A North Carolina Reader Exposes a Georgia Rat
06/23/2007
A+
|
a-
Print Friendly and PDF

NOTE: PLEASE say if you DON'T want your name and/or email address published when sending VDARE email.

06/22/07 - A Tennessee Reader Wants A New Question Added To Immigration Polls

From: [Name Withheld]

I guess it finally had to happen.  The longer this acrimonious, maneuver laden, and treacherous Senate/Bush immigration reform initiative has played out, the more behind the scene ooze has made its way into public view. That which was considered virtually impossible by those pundits on the immigration/border control side of this debate happened in the New York Times editorial titled: "Home Depot Amendment". 

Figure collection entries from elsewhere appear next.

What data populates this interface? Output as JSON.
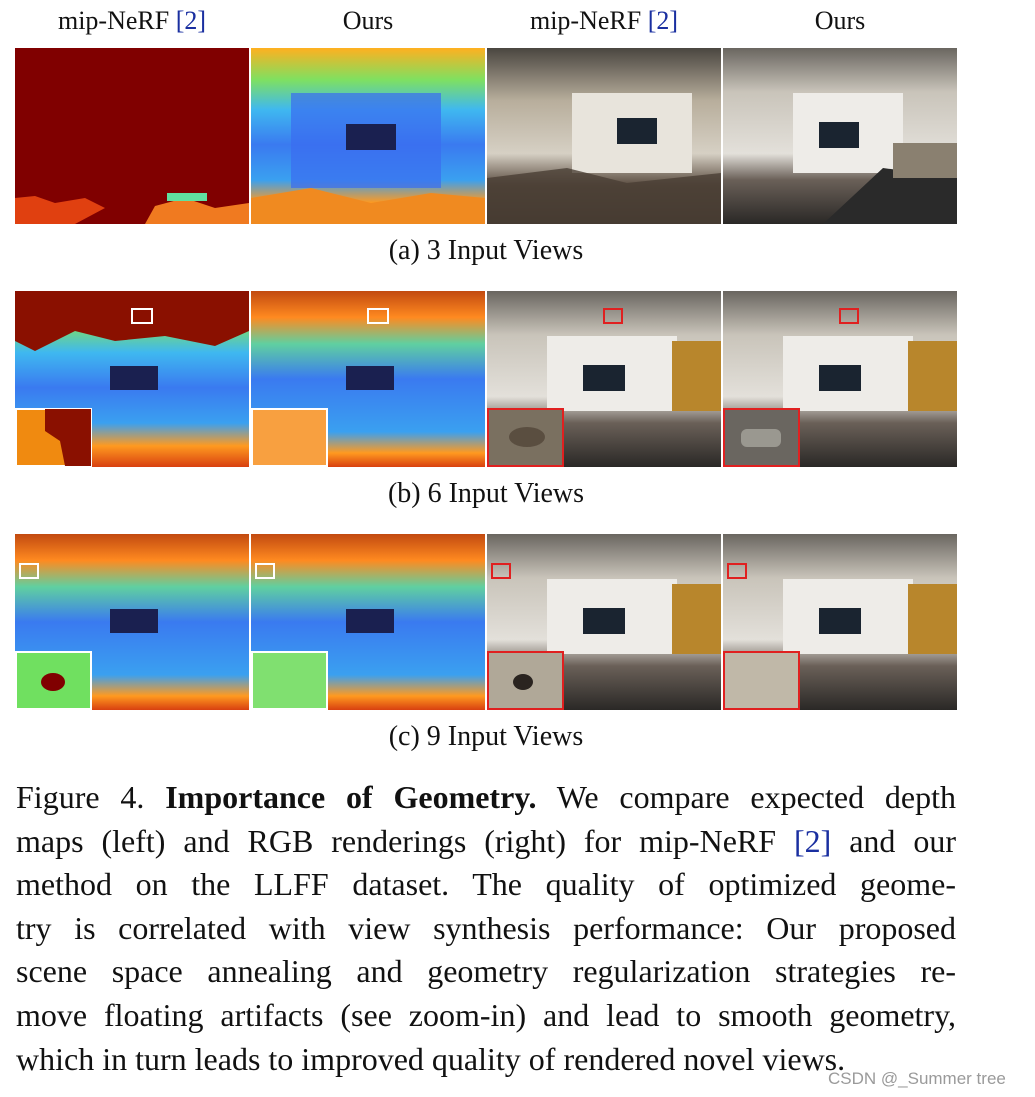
{
  "columns": [
    {
      "name": "mip-NeRF",
      "cite": "[2]"
    },
    {
      "name": "Ours",
      "cite": ""
    },
    {
      "name": "mip-NeRF",
      "cite": "[2]"
    },
    {
      "name": "Ours",
      "cite": ""
    }
  ],
  "rows": [
    {
      "label": "(a) 3 Input Views"
    },
    {
      "label": "(b) 6 Input Views"
    },
    {
      "label": "(c) 9 Input Views"
    }
  ],
  "caption": {
    "figure_label": "Figure 4.",
    "bold_title": "Importance of Geometry.",
    "line1_rest": " We compare expected depth",
    "line2a": "maps (left) and RGB renderings (right) for mip-NeRF ",
    "line2_cite": "[2]",
    "line2b": " and our",
    "line3": "method on the LLFF dataset.  The quality of optimized geome-",
    "line4": "try is correlated with view synthesis performance: Our proposed",
    "line5": "scene space annealing and geometry regularization strategies re-",
    "line6": "move floating artifacts (see zoom-in) and lead to smooth geometry,",
    "line7": "which in turn leads to improved quality of rendered novel views."
  },
  "watermark": "CSDN @_Summer tree"
}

To what improbable event do I refer? The water heads at the Times actually got it about right (albeit inadvertently) when they laid out the sordid details on Georgia Senator Johnny Isakson's latest flip-flop on S.1639

The gist of it is that on Wednesday Isakson withdrew his support for S.1639, ostensibly because he thought it did too little on Mexican border security. The real cause of Isakson's change of heart however was because his constituent phone banks were fried to a crisp from irate and vitriolic calls from true Georgians. 

By Thursday, however, Isakson offered a reversal on his Wednesday constituent induced panic attack and renewed his support for S.1639 conditioned on his private designer amendment being attached to the bill. And his harlot colleagues satisfied him.

According to the Times:

The amendment would prohibit state and local laws that required big home-improvement stores to provide rudimentary shelter for day laborers. There aren't any such laws yet, but the City Council in Los Angeles, where Home Depot wants to open 13 stores, is considering one. Mr. Isakson's pre-emptive strike would be an extraordinary intrusion of federal power into a local land-use matter….

Now he wants the Senate to minutely tweak the grand bargain to allow his friends at Home Depot—he country's second-largest retailer, and a campaign contributor—to save some pocket change and to shuck off responsibility for the unruliness in its parking lots to its customers and neighbors.

The Times is correct in calling Isakson's amendment "squalid" So is everything else about S.1639 and the individuals behind it.